Deck 8 Flashcards
Distributions that exceeds investor’s share of the investee’s retained earnings are (cost method):
Return of capital/reduce basis
Investment in investee (cost method)
Only adjusted to FV
GAAP rules for equity method accounting:
BASE: beginning balance, add share of earnings, subtract share of dividends paid and amortization = ending balance
Goodwill for equity securities =
Excess purchase price over FV of net assets
Mark to market:
Mark up to FV
Joint venture investments are usually accounted for using what method?
Equity method
Change from cost method to equity method:
Adjust retrospectively (apply equity method for prior periods but use the prior period’s old percentage)

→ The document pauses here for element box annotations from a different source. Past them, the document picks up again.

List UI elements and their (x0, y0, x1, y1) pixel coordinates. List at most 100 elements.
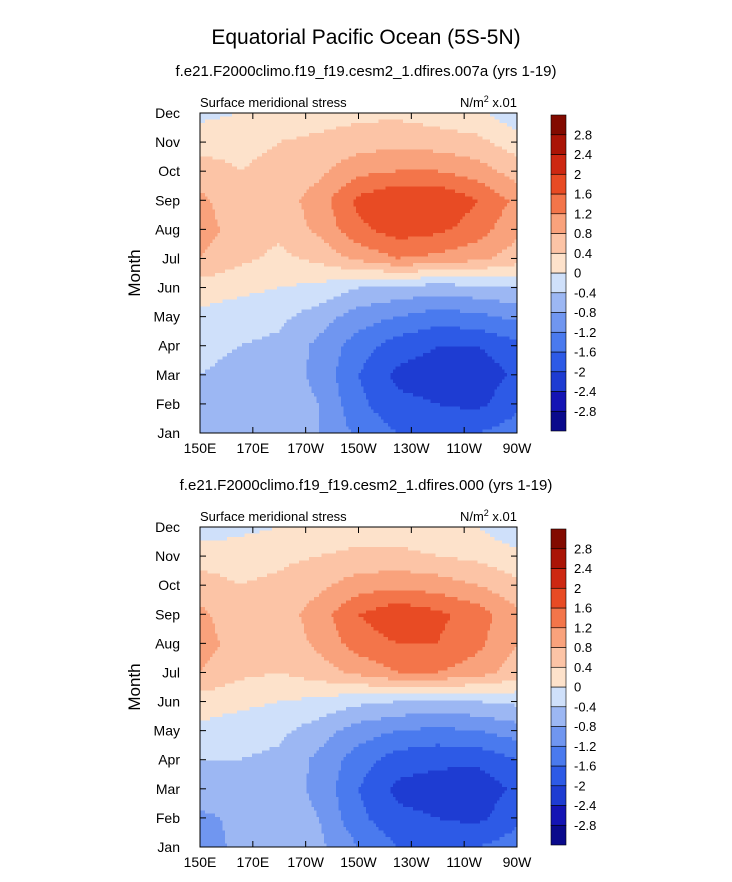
colorbar-label: 1.2 (574, 620, 592, 635)
x-tick-label: 150E (184, 440, 217, 456)
colorbar: -2.8 -2.4 -2 -1.6 -1.2 -0.8 -0.4 0 0.4 0.8 1.2 1.6 2… (550, 528, 596, 846)
colorbar-box (550, 528, 567, 550)
colorbar-box (550, 765, 567, 787)
colorbar-label: 0 (574, 266, 581, 281)
colorbar-label: 0.4 (574, 246, 592, 261)
colorbar-box (550, 233, 567, 254)
y-tick-label: Dec (155, 105, 180, 121)
variable-label: Surface meridional stress (200, 95, 347, 110)
y-tick-label: Mar (156, 781, 180, 797)
colorbar-box (550, 647, 567, 668)
colorbar-box (550, 548, 567, 569)
y-tick-label: Aug (155, 221, 180, 237)
colorbar-box (550, 371, 567, 392)
y-axis-label: Month (125, 249, 144, 296)
y-tick-label: May (154, 309, 180, 325)
y-tick-label: Nov (155, 134, 180, 150)
colorbar-label: -2.4 (574, 384, 596, 399)
colorbar-label: 2.8 (574, 541, 592, 556)
y-tick-label: Jun (157, 694, 180, 710)
colorbar-label: -2 (574, 778, 586, 793)
y-tick-label: Feb (156, 396, 180, 412)
colorbar-label: 2.4 (574, 561, 592, 576)
units-label: N/m2 x.01 (460, 94, 517, 110)
x-tick-label: 110W (446, 440, 482, 456)
colorbar-label: -0.4 (574, 699, 596, 714)
colorbar-box (550, 568, 567, 589)
y-tick-label: Dec (155, 519, 180, 535)
colorbar-box (550, 391, 567, 412)
x-tick-label: 130W (393, 854, 430, 870)
contour-field (200, 113, 518, 434)
colorbar-box (550, 824, 567, 846)
x-tick-label: 130W (393, 440, 430, 456)
case-title: f.e21.F2000climo.f19_f19.cesm2_1.dfires.… (175, 63, 556, 80)
variable-label: Surface meridional stress (200, 509, 347, 524)
colorbar-box (550, 331, 567, 353)
colorbar-label: 2 (574, 581, 581, 596)
colorbar-box (550, 292, 567, 313)
colorbar-box (550, 272, 567, 294)
colorbar-box (550, 785, 567, 806)
colorbar-box (550, 726, 567, 747)
colorbar-box (550, 666, 567, 688)
colorbar-box (550, 154, 567, 175)
x-tick-label: 90W (503, 854, 533, 870)
colorbar-box (550, 134, 567, 155)
y-tick-label: May (154, 723, 180, 739)
y-tick-label: Jan (157, 839, 180, 855)
colorbar-box (550, 193, 567, 215)
colorbar-label: -2 (574, 364, 586, 379)
x-tick-label: 90W (503, 440, 533, 456)
x-tick-label: 150W (340, 854, 377, 870)
panel-top: f.e21.F2000climo.f19_f19.cesm2_1.dfires.… (125, 63, 596, 456)
colorbar-label: -2.8 (574, 404, 596, 419)
y-tick-label: Nov (155, 548, 180, 564)
colorbar-label: -2.8 (574, 818, 596, 833)
colorbar-label: -0.8 (574, 719, 596, 734)
x-tick-label: 150E (184, 854, 217, 870)
colorbar-label: 0.8 (574, 226, 592, 241)
colorbar-box (550, 607, 567, 629)
figure-title: Equatorial Pacific Ocean (5S-5N) (211, 26, 520, 49)
panel-bottom: f.e21.F2000climo.f19_f19.cesm2_1.dfires.… (125, 477, 596, 870)
x-tick-label: 150W (340, 440, 377, 456)
y-tick-label: Apr (158, 338, 180, 354)
colorbar-label: -0.4 (574, 285, 596, 300)
colorbar-box (550, 114, 567, 136)
colorbar-label: -2.4 (574, 798, 596, 813)
colorbar-label: -1.2 (574, 739, 596, 754)
y-tick-label: Jun (157, 280, 180, 296)
units-label: N/m2 x.01 (460, 508, 517, 524)
colorbar-box (550, 410, 567, 432)
colorbar-label: 2 (574, 167, 581, 182)
y-axis-label: Month (125, 663, 144, 710)
y-tick-label: Mar (156, 367, 180, 383)
y-tick-label: Oct (158, 163, 180, 179)
colorbar-box (550, 686, 567, 708)
x-tick-label: 110W (446, 854, 482, 870)
y-tick-label: Jul (162, 250, 180, 266)
colorbar-box (550, 213, 567, 234)
colorbar-box (550, 351, 567, 373)
colorbar-box (550, 587, 567, 609)
x-tick-label: 170W (287, 440, 324, 456)
colorbar-box (550, 173, 567, 195)
colorbar-label: -1.6 (574, 759, 596, 774)
colorbar-label: 0 (574, 680, 581, 695)
colorbar-label: 2.4 (574, 147, 592, 162)
y-tick-label: Apr (158, 752, 180, 768)
colorbar-label: -1.6 (574, 345, 596, 360)
y-tick-label: Jul (162, 664, 180, 680)
x-tick-label: 170E (236, 854, 269, 870)
x-tick-label: 170E (236, 440, 269, 456)
colorbar-box (550, 745, 567, 767)
colorbar-box (550, 706, 567, 727)
colorbar-label: 1.6 (574, 187, 592, 202)
colorbar-box (550, 627, 567, 648)
colorbar-box (550, 252, 567, 274)
y-tick-label: Feb (156, 810, 180, 826)
colorbar-label: 2.8 (574, 127, 592, 142)
y-tick-label: Jan (157, 425, 180, 441)
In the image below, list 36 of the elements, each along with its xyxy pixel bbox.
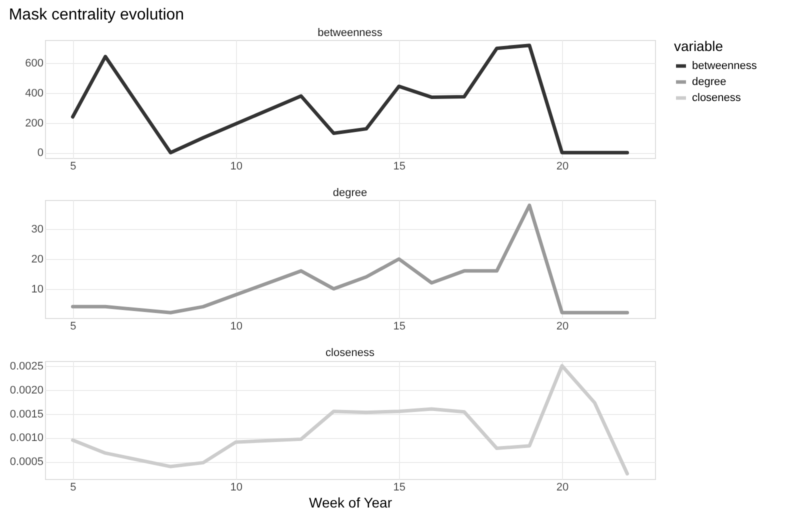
- x-tick-label: 15: [393, 160, 406, 172]
- chart-subtitle: betweenness: [318, 27, 383, 39]
- x-tick-label: 5: [70, 482, 76, 494]
- chart-subtitle: closeness: [326, 346, 375, 359]
- y-tick-label: 20: [31, 254, 44, 266]
- legend-label: closeness: [692, 92, 742, 104]
- legend-label: degree: [692, 76, 726, 88]
- line-series: [70, 204, 630, 314]
- chart-title: Mask centrality evolution: [8, 6, 184, 24]
- legend-title: variable: [674, 38, 724, 54]
- y-tick-label: 400: [25, 88, 44, 100]
- y-tick-label: 0.0020: [10, 384, 44, 396]
- legend-label: betweenness: [692, 60, 758, 72]
- x-tick-label: 15: [393, 482, 406, 494]
- y-tick-label: 10: [31, 283, 44, 296]
- x-axis-title: Week of Year: [308, 494, 392, 510]
- y-tick-label: 600: [25, 58, 44, 70]
- x-tick-label: 20: [556, 482, 569, 494]
- y-tick-label: 0.0015: [10, 408, 44, 420]
- line-series: [70, 44, 630, 154]
- x-tick-label: 15: [393, 320, 406, 332]
- x-tick-label: 5: [70, 160, 76, 172]
- y-tick-label: 0: [37, 147, 44, 160]
- y-tick-label: 0.0005: [10, 456, 44, 468]
- x-tick-label: 10: [230, 160, 242, 172]
- y-tick-label: 200: [25, 117, 44, 130]
- x-tick-label: 20: [556, 160, 569, 172]
- x-tick-label: 10: [230, 482, 242, 494]
- line-series: [70, 364, 630, 476]
- y-tick-label: 30: [31, 224, 44, 236]
- x-tick-label: 20: [556, 320, 569, 332]
- x-tick-label: 5: [70, 320, 76, 332]
- y-tick-label: 0.0025: [10, 360, 44, 372]
- x-tick-label: 10: [230, 320, 242, 332]
- y-tick-label: 0.0010: [10, 432, 44, 444]
- chart-subtitle: degree: [332, 187, 368, 199]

When does a company consolidate financial statements?
Have control (over 50%)
Two examples when a company has control but wouldn’t be able to consolidate?
When the sub is is reorganization or is bankrupt
Gains/losses from fixed assets are always recognized at:
NBV in the period incurred
Difference between calculating NCI under GAAP and IFRS
GAAP: FV of sub x NCI% ——- IFRS: FV of sub net assets x NCI%
Difference between calculating goodwill under GAAP and IFRS
GAAP: FV of sub - FV of net assets ——IFRS: Acquisition cost - FV of subs net assets
Items that will be adjusted during consolidation (CAR IN BIG)
C/S, APIC, RE…Investment in sub, NCI…B/S of sub adjust to FV, Identifiable intangible assets record at FV, Goodwill
Difference between legal fees under the equity method and consolidation (capitalize or expense)
Equity method: capitalize; Consolidation: expense
In process R&D should be carried as:
An asset, separately from goodwill
Acquisition price > FV of net assets acquired =
Goodwill
Can goodwill be amortized?
Only for private companies (max 10 years)
Revaluation losses under IFRS are recorded in: (OCI or NI)?